Sunday, March 24, 2024

Democrats' Cash Advantage, Trump's Cash Crisis

Our most recent book is titled Divided We Stand: The 2020 Elections and American Politics.  Among other things, it discusses party organizations and campaign finance.

Zachary Basu and Erin Doherty at Axios:

President Biden and his campaign have begun openly taunting former President Trump over the massive — and growing — disparity in fundraising between the two parties' presumptive nominees.

Why it matters: Democrats hold a staggering cash advantage over Republicans at virtually every level of national politics. And the money raised by Trump's political operation is increasingly flowing into a black hole of legal expenses.
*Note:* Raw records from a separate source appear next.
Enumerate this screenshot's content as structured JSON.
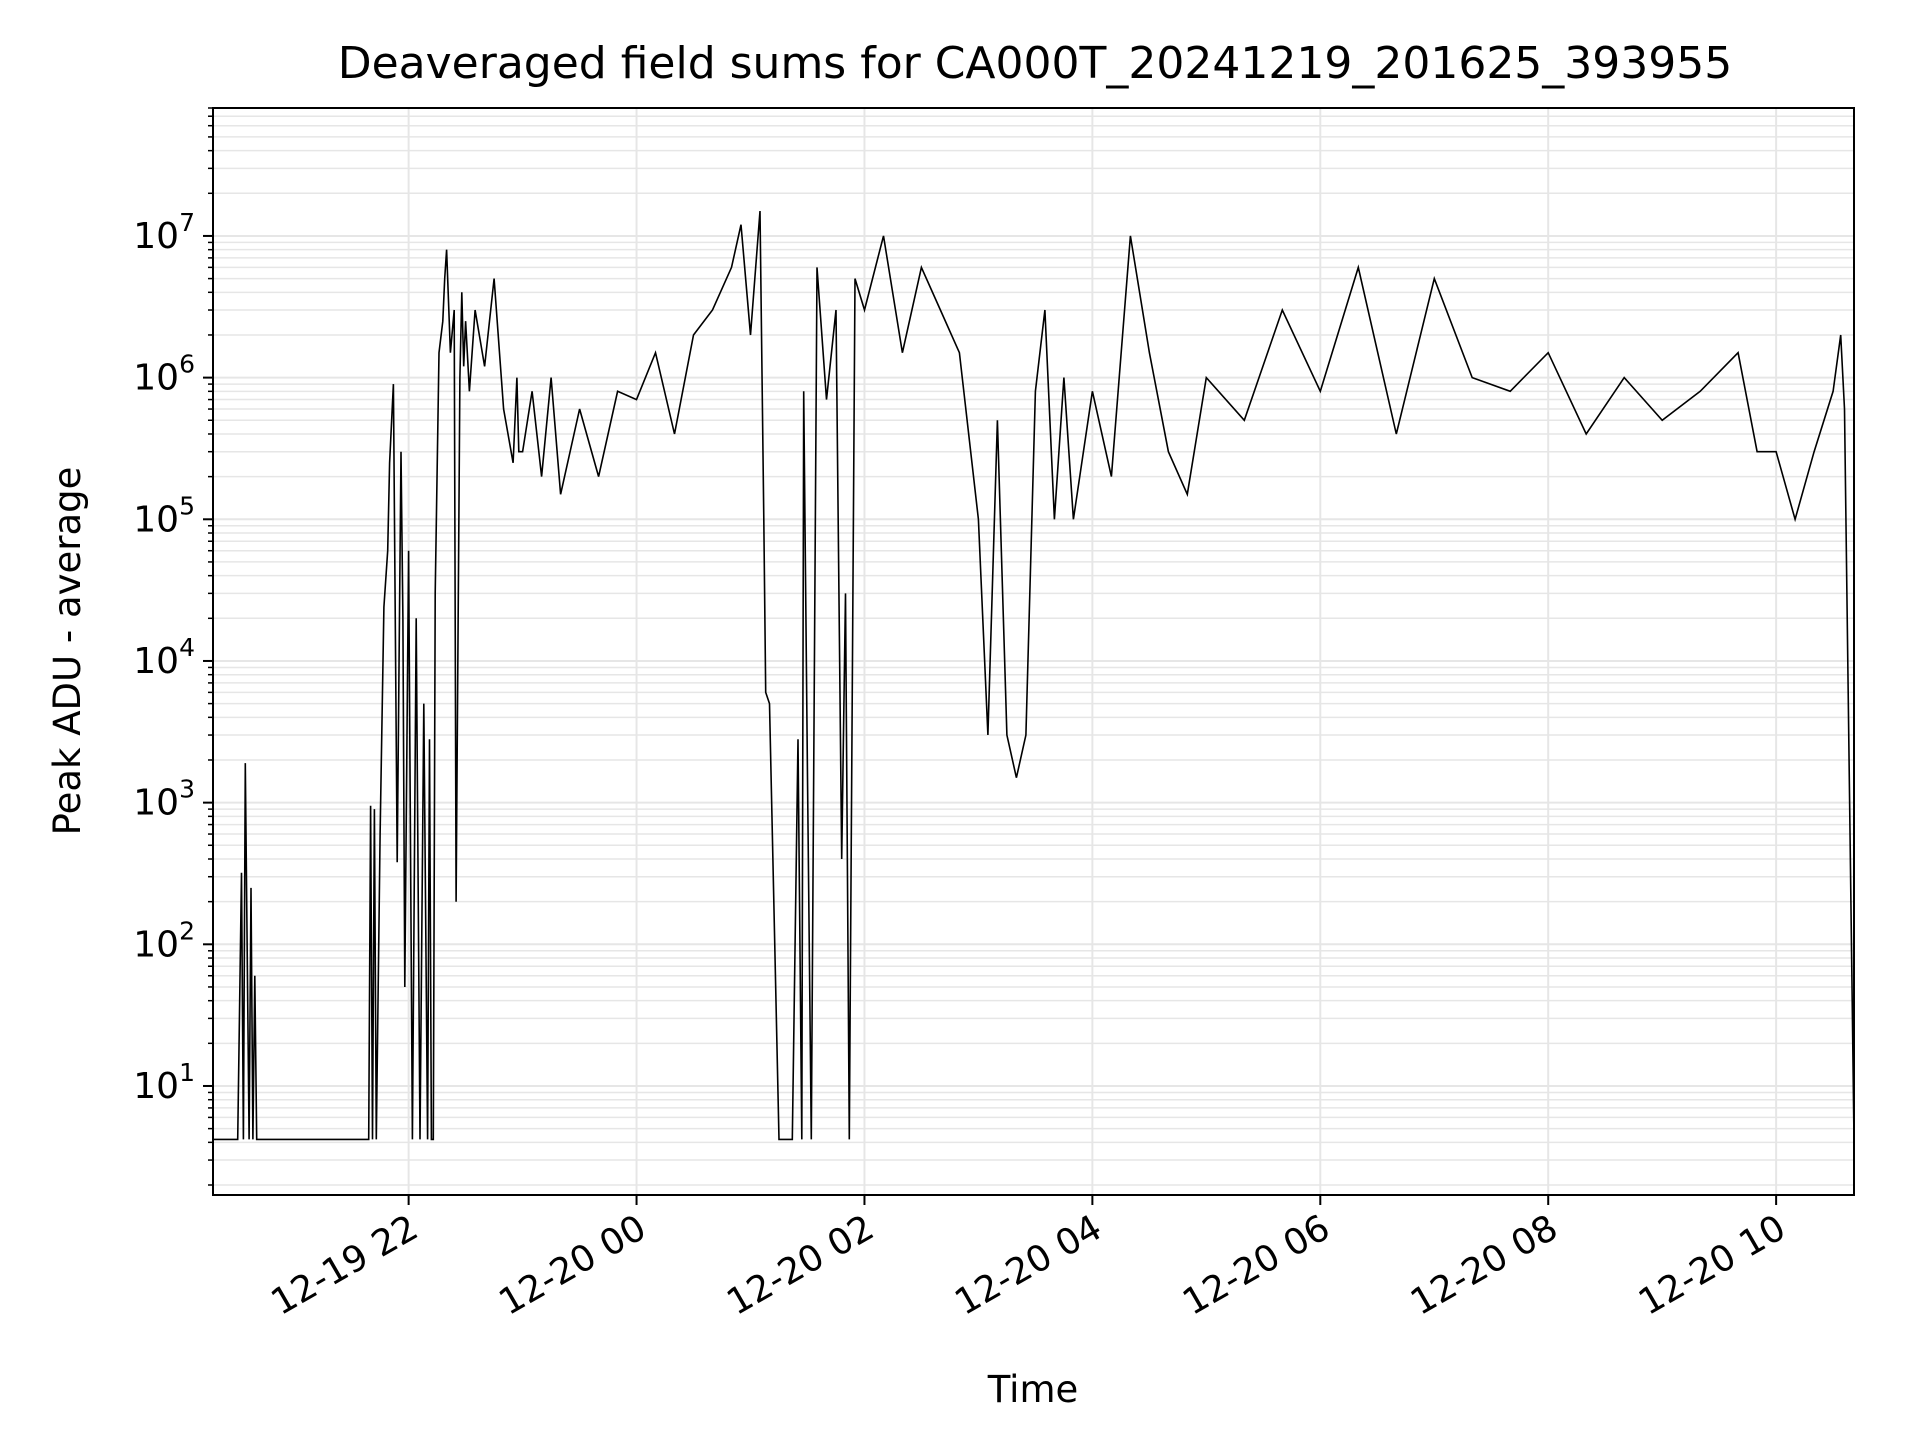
{
  "chart_data": {
    "type": "line",
    "title": "Deaveraged field sums for CA000T_20241219_201625_393955",
    "xlabel": "Time",
    "ylabel": "Peak ADU - average",
    "yscale": "log",
    "ylim": [
      1.7,
      80000000
    ],
    "xlim": [
      "2024-12-19 20:17",
      "2024-12-20 10:41"
    ],
    "grid": true,
    "grid_color": "#e6e6e6",
    "line_color": "#000000",
    "xticks": [
      {
        "t": "2024-12-19 22:00",
        "label": "12-19 22"
      },
      {
        "t": "2024-12-20 00:00",
        "label": "12-20 00"
      },
      {
        "t": "2024-12-20 02:00",
        "label": "12-20 02"
      },
      {
        "t": "2024-12-20 04:00",
        "label": "12-20 04"
      },
      {
        "t": "2024-12-20 06:00",
        "label": "12-20 06"
      },
      {
        "t": "2024-12-20 08:00",
        "label": "12-20 08"
      },
      {
        "t": "2024-12-20 10:00",
        "label": "12-20 10"
      }
    ],
    "yticks": [
      {
        "value": 10,
        "base": "10",
        "exp": "1"
      },
      {
        "value": 100,
        "base": "10",
        "exp": "2"
      },
      {
        "value": 1000,
        "base": "10",
        "exp": "3"
      },
      {
        "value": 10000,
        "base": "10",
        "exp": "4"
      },
      {
        "value": 100000,
        "base": "10",
        "exp": "5"
      },
      {
        "value": 1000000,
        "base": "10",
        "exp": "6"
      },
      {
        "value": 10000000,
        "base": "10",
        "exp": "7"
      }
    ],
    "series": [
      {
        "x": [
          "2024-12-19 20:17",
          "2024-12-19 20:30",
          "2024-12-19 20:32",
          "2024-12-19 20:33",
          "2024-12-19 20:34",
          "2024-12-19 20:36",
          "2024-12-19 20:37",
          "2024-12-19 20:38",
          "2024-12-19 20:39",
          "2024-12-19 20:40",
          "2024-12-19 20:45",
          "2024-12-19 21:00",
          "2024-12-19 21:30",
          "2024-12-19 21:39",
          "2024-12-19 21:40",
          "2024-12-19 21:41",
          "2024-12-19 21:42",
          "2024-12-19 21:43",
          "2024-12-19 21:45",
          "2024-12-19 21:47",
          "2024-12-19 21:49",
          "2024-12-19 21:50",
          "2024-12-19 21:52",
          "2024-12-19 21:54",
          "2024-12-19 21:56",
          "2024-12-19 21:57",
          "2024-12-19 21:58",
          "2024-12-19 22:00",
          "2024-12-19 22:02",
          "2024-12-19 22:04",
          "2024-12-19 22:06",
          "2024-12-19 22:08",
          "2024-12-19 22:10",
          "2024-12-19 22:11",
          "2024-12-19 22:12",
          "2024-12-19 22:13",
          "2024-12-19 22:14",
          "2024-12-19 22:16",
          "2024-12-19 22:18",
          "2024-12-19 22:19",
          "2024-12-19 22:20",
          "2024-12-19 22:22",
          "2024-12-19 22:24",
          "2024-12-19 22:25",
          "2024-12-19 22:27",
          "2024-12-19 22:28",
          "2024-12-19 22:29",
          "2024-12-19 22:30",
          "2024-12-19 22:32",
          "2024-12-19 22:35",
          "2024-12-19 22:40",
          "2024-12-19 22:45",
          "2024-12-19 22:50",
          "2024-12-19 22:55",
          "2024-12-19 22:57",
          "2024-12-19 22:58",
          "2024-12-19 23:00",
          "2024-12-19 23:05",
          "2024-12-19 23:10",
          "2024-12-19 23:15",
          "2024-12-19 23:20",
          "2024-12-19 23:30",
          "2024-12-19 23:40",
          "2024-12-19 23:50",
          "2024-12-20 00:00",
          "2024-12-20 00:10",
          "2024-12-20 00:20",
          "2024-12-20 00:30",
          "2024-12-20 00:40",
          "2024-12-20 00:50",
          "2024-12-20 00:55",
          "2024-12-20 01:00",
          "2024-12-20 01:05",
          "2024-12-20 01:07",
          "2024-12-20 01:08",
          "2024-12-20 01:10",
          "2024-12-20 01:15",
          "2024-12-20 01:20",
          "2024-12-20 01:22",
          "2024-12-20 01:25",
          "2024-12-20 01:27",
          "2024-12-20 01:28",
          "2024-12-20 01:30",
          "2024-12-20 01:32",
          "2024-12-20 01:35",
          "2024-12-20 01:40",
          "2024-12-20 01:45",
          "2024-12-20 01:48",
          "2024-12-20 01:50",
          "2024-12-20 01:52",
          "2024-12-20 01:55",
          "2024-12-20 02:00",
          "2024-12-20 02:10",
          "2024-12-20 02:20",
          "2024-12-20 02:30",
          "2024-12-20 02:40",
          "2024-12-20 02:50",
          "2024-12-20 03:00",
          "2024-12-20 03:05",
          "2024-12-20 03:10",
          "2024-12-20 03:15",
          "2024-12-20 03:20",
          "2024-12-20 03:25",
          "2024-12-20 03:30",
          "2024-12-20 03:35",
          "2024-12-20 03:40",
          "2024-12-20 03:45",
          "2024-12-20 03:50",
          "2024-12-20 04:00",
          "2024-12-20 04:10",
          "2024-12-20 04:20",
          "2024-12-20 04:30",
          "2024-12-20 04:40",
          "2024-12-20 04:50",
          "2024-12-20 05:00",
          "2024-12-20 05:20",
          "2024-12-20 05:40",
          "2024-12-20 06:00",
          "2024-12-20 06:20",
          "2024-12-20 06:40",
          "2024-12-20 07:00",
          "2024-12-20 07:20",
          "2024-12-20 07:40",
          "2024-12-20 08:00",
          "2024-12-20 08:20",
          "2024-12-20 08:40",
          "2024-12-20 09:00",
          "2024-12-20 09:20",
          "2024-12-20 09:40",
          "2024-12-20 09:50",
          "2024-12-20 10:00",
          "2024-12-20 10:10",
          "2024-12-20 10:20",
          "2024-12-20 10:30",
          "2024-12-20 10:34",
          "2024-12-20 10:36",
          "2024-12-20 10:41"
        ],
        "y": [
          4.2,
          4.2,
          320,
          4.2,
          1900,
          4.2,
          250,
          4.2,
          60,
          4.2,
          4.2,
          4.2,
          4.2,
          4.2,
          950,
          4.2,
          900,
          4.2,
          600,
          24000,
          60000,
          250000,
          900000,
          380,
          300000,
          20000,
          50,
          60000,
          4.2,
          20000,
          4.2,
          5000,
          4.2,
          2800,
          4.2,
          4.2,
          30000,
          1500000,
          2500000,
          5000000,
          8000000,
          1500000,
          3000000,
          200,
          1000000,
          4000000,
          1200000,
          2500000,
          800000,
          3000000,
          1200000,
          5000000,
          600000,
          250000,
          1000000,
          300000,
          300000,
          800000,
          200000,
          1000000,
          150000,
          600000,
          200000,
          800000,
          700000,
          1500000,
          400000,
          2000000,
          3000000,
          6000000,
          12000000,
          2000000,
          15000000,
          100000,
          6000,
          5000,
          4.2,
          4.2,
          4.2,
          2800,
          4.2,
          800000,
          1500,
          4.2,
          6000000,
          700000,
          3000000,
          400,
          30000,
          4.2,
          5000000,
          3000000,
          10000000,
          1500000,
          6000000,
          3000000,
          1500000,
          100000,
          3000,
          500000,
          3000,
          1500,
          3000,
          800000,
          3000000,
          100000,
          1000000,
          100000,
          800000,
          200000,
          10000000,
          1500000,
          300000,
          150000,
          1000000,
          500000,
          3000000,
          800000,
          6000000,
          400000,
          5000000,
          1000000,
          800000,
          1500000,
          400000,
          1000000,
          500000,
          800000,
          1500000,
          300000,
          300000,
          100000,
          300000,
          800000,
          2000000,
          600000,
          4.2
        ]
      }
    ]
  }
}
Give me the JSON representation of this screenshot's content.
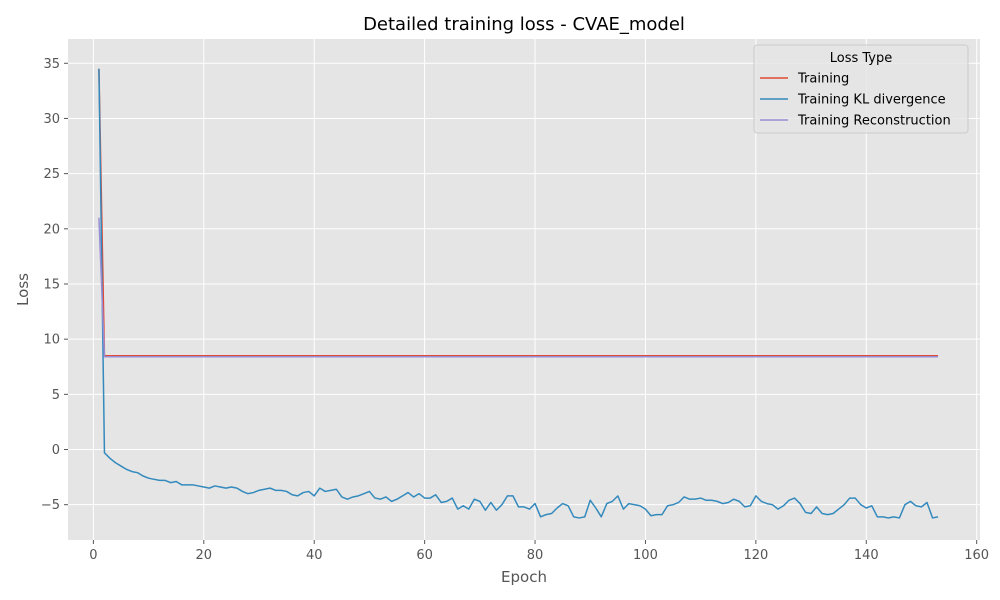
{
  "chart_data": {
    "type": "line",
    "title": "Detailed training loss - CVAE_model",
    "xlabel": "Epoch",
    "ylabel": "Loss",
    "xlim": [
      -4.6,
      160.6
    ],
    "ylim": [
      -8.2,
      37.2
    ],
    "xticks": [
      0,
      20,
      40,
      60,
      80,
      100,
      120,
      140,
      160
    ],
    "yticks": [
      -5,
      0,
      5,
      10,
      15,
      20,
      25,
      30,
      35
    ],
    "grid": true,
    "style": "ggplot",
    "legend": {
      "title": "Loss Type",
      "position": "top-right"
    },
    "series": [
      {
        "name": "Training",
        "color": "#E24A33",
        "points": [
          [
            1,
            34.5
          ],
          [
            2,
            8.5
          ],
          [
            153,
            8.5
          ]
        ]
      },
      {
        "name": "Training KL divergence",
        "color": "#348ABD",
        "points": [
          [
            1,
            34.5
          ],
          [
            2,
            -0.3
          ],
          [
            3,
            -0.8
          ],
          [
            4,
            -1.2
          ],
          [
            5,
            -1.5
          ],
          [
            6,
            -1.8
          ],
          [
            7,
            -2.0
          ],
          [
            8,
            -2.1
          ],
          [
            9,
            -2.4
          ],
          [
            10,
            -2.6
          ],
          [
            11,
            -2.7
          ],
          [
            12,
            -2.8
          ],
          [
            13,
            -2.8
          ],
          [
            14,
            -3.0
          ],
          [
            15,
            -2.9
          ],
          [
            16,
            -3.2
          ],
          [
            17,
            -3.2
          ],
          [
            18,
            -3.2
          ],
          [
            19,
            -3.3
          ],
          [
            20,
            -3.4
          ],
          [
            21,
            -3.5
          ],
          [
            22,
            -3.3
          ],
          [
            23,
            -3.4
          ],
          [
            24,
            -3.5
          ],
          [
            25,
            -3.4
          ],
          [
            26,
            -3.5
          ],
          [
            27,
            -3.8
          ],
          [
            28,
            -4.0
          ],
          [
            29,
            -3.9
          ],
          [
            30,
            -3.7
          ],
          [
            31,
            -3.6
          ],
          [
            32,
            -3.5
          ],
          [
            33,
            -3.7
          ],
          [
            34,
            -3.7
          ],
          [
            35,
            -3.8
          ],
          [
            36,
            -4.1
          ],
          [
            37,
            -4.2
          ],
          [
            38,
            -3.9
          ],
          [
            39,
            -3.8
          ],
          [
            40,
            -4.2
          ],
          [
            41,
            -3.5
          ],
          [
            42,
            -3.8
          ],
          [
            43,
            -3.7
          ],
          [
            44,
            -3.6
          ],
          [
            45,
            -4.3
          ],
          [
            46,
            -4.5
          ],
          [
            47,
            -4.3
          ],
          [
            48,
            -4.2
          ],
          [
            49,
            -4.0
          ],
          [
            50,
            -3.8
          ],
          [
            51,
            -4.4
          ],
          [
            52,
            -4.5
          ],
          [
            53,
            -4.3
          ],
          [
            54,
            -4.7
          ],
          [
            55,
            -4.5
          ],
          [
            56,
            -4.2
          ],
          [
            57,
            -3.9
          ],
          [
            58,
            -4.3
          ],
          [
            59,
            -4.0
          ],
          [
            60,
            -4.4
          ],
          [
            61,
            -4.4
          ],
          [
            62,
            -4.1
          ],
          [
            63,
            -4.8
          ],
          [
            64,
            -4.7
          ],
          [
            65,
            -4.4
          ],
          [
            66,
            -5.4
          ],
          [
            67,
            -5.1
          ],
          [
            68,
            -5.4
          ],
          [
            69,
            -4.5
          ],
          [
            70,
            -4.7
          ],
          [
            71,
            -5.5
          ],
          [
            72,
            -4.8
          ],
          [
            73,
            -5.5
          ],
          [
            74,
            -5.0
          ],
          [
            75,
            -4.2
          ],
          [
            76,
            -4.2
          ],
          [
            77,
            -5.2
          ],
          [
            78,
            -5.2
          ],
          [
            79,
            -5.4
          ],
          [
            80,
            -4.9
          ],
          [
            81,
            -6.1
          ],
          [
            82,
            -5.9
          ],
          [
            83,
            -5.8
          ],
          [
            84,
            -5.3
          ],
          [
            85,
            -4.9
          ],
          [
            86,
            -5.1
          ],
          [
            87,
            -6.1
          ],
          [
            88,
            -6.2
          ],
          [
            89,
            -6.1
          ],
          [
            90,
            -4.6
          ],
          [
            91,
            -5.3
          ],
          [
            92,
            -6.1
          ],
          [
            93,
            -4.9
          ],
          [
            94,
            -4.7
          ],
          [
            95,
            -4.2
          ],
          [
            96,
            -5.4
          ],
          [
            97,
            -4.9
          ],
          [
            98,
            -5.0
          ],
          [
            99,
            -5.1
          ],
          [
            100,
            -5.4
          ],
          [
            101,
            -6.0
          ],
          [
            102,
            -5.9
          ],
          [
            103,
            -5.9
          ],
          [
            104,
            -5.1
          ],
          [
            105,
            -5.0
          ],
          [
            106,
            -4.8
          ],
          [
            107,
            -4.3
          ],
          [
            108,
            -4.5
          ],
          [
            109,
            -4.5
          ],
          [
            110,
            -4.4
          ],
          [
            111,
            -4.6
          ],
          [
            112,
            -4.6
          ],
          [
            113,
            -4.7
          ],
          [
            114,
            -4.9
          ],
          [
            115,
            -4.8
          ],
          [
            116,
            -4.5
          ],
          [
            117,
            -4.7
          ],
          [
            118,
            -5.2
          ],
          [
            119,
            -5.1
          ],
          [
            120,
            -4.2
          ],
          [
            121,
            -4.7
          ],
          [
            122,
            -4.9
          ],
          [
            123,
            -5.0
          ],
          [
            124,
            -5.4
          ],
          [
            125,
            -5.1
          ],
          [
            126,
            -4.6
          ],
          [
            127,
            -4.4
          ],
          [
            128,
            -4.9
          ],
          [
            129,
            -5.7
          ],
          [
            130,
            -5.8
          ],
          [
            131,
            -5.2
          ],
          [
            132,
            -5.8
          ],
          [
            133,
            -5.9
          ],
          [
            134,
            -5.8
          ],
          [
            135,
            -5.4
          ],
          [
            136,
            -5.0
          ],
          [
            137,
            -4.4
          ],
          [
            138,
            -4.4
          ],
          [
            139,
            -5.0
          ],
          [
            140,
            -5.3
          ],
          [
            141,
            -5.1
          ],
          [
            142,
            -6.1
          ],
          [
            143,
            -6.1
          ],
          [
            144,
            -6.2
          ],
          [
            145,
            -6.1
          ],
          [
            146,
            -6.2
          ],
          [
            147,
            -5.0
          ],
          [
            148,
            -4.7
          ],
          [
            149,
            -5.1
          ],
          [
            150,
            -5.2
          ],
          [
            151,
            -4.8
          ],
          [
            152,
            -6.2
          ],
          [
            153,
            -6.1
          ]
        ]
      },
      {
        "name": "Training Reconstruction",
        "color": "#988ED5",
        "points": [
          [
            1,
            21.0
          ],
          [
            2,
            8.4
          ],
          [
            153,
            8.4
          ]
        ]
      }
    ]
  }
}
By the numbers: The Biden campaign and the DNC ended February with more than twice as much cash on hand ($97.5 million) as Trump and the RNC ($44.8 million), according to new campaign finance reports.
Zoom in: Trump's leadership PAC, Save America, spent more than $6.9 million on legal-related expenses last month — equivalent to a staggering $238,000 per day, according to The Daily Beast.

Maggie Haberman and Ben Protess at NYT:
Donald J. Trump is expected to spend his Monday morning in the courtroom of a New York judge who might soon preside over his criminal trial and, ultimately, throw him behind bars. And that’s not even the legal predicament that worries Mr. Trump most that day.

The hearing in his Manhattan criminal prosecution — in which he is accused of covering up a sex scandal to pave his way to the presidency — comes as he races to fend off a financial crisis arising from a $454 million judgment in another case. The New York attorney general, Letitia James, who brought that civil fraud suit against the former president and his family business, might begin to collect as soon as Monday.

To avoid a mortal threat to the Trump Organization, Mr. Trump must persuade another company to post a bond on his behalf, promising that it will cover the judgment if he loses a pending appeal and fails to pay. Yet Mr. Trump’s lawyers in court papers said that securing the bond would be a “practical impossibility,” because he would need to pledge some $550 million in cash and liquid investments as collateral to the bond company — an admission that laid bare the former president’s cash crunch.

Unless Mr. Trump strikes an 11th-hour deal, Ms. James could freeze his bank accounts, and begin the long and complicated process of seizing some of his properties. And barring Mr. Trump’s lawyers achieving an improbable legal triumph, the judge in his criminal case could set a trial date for as soon as next month.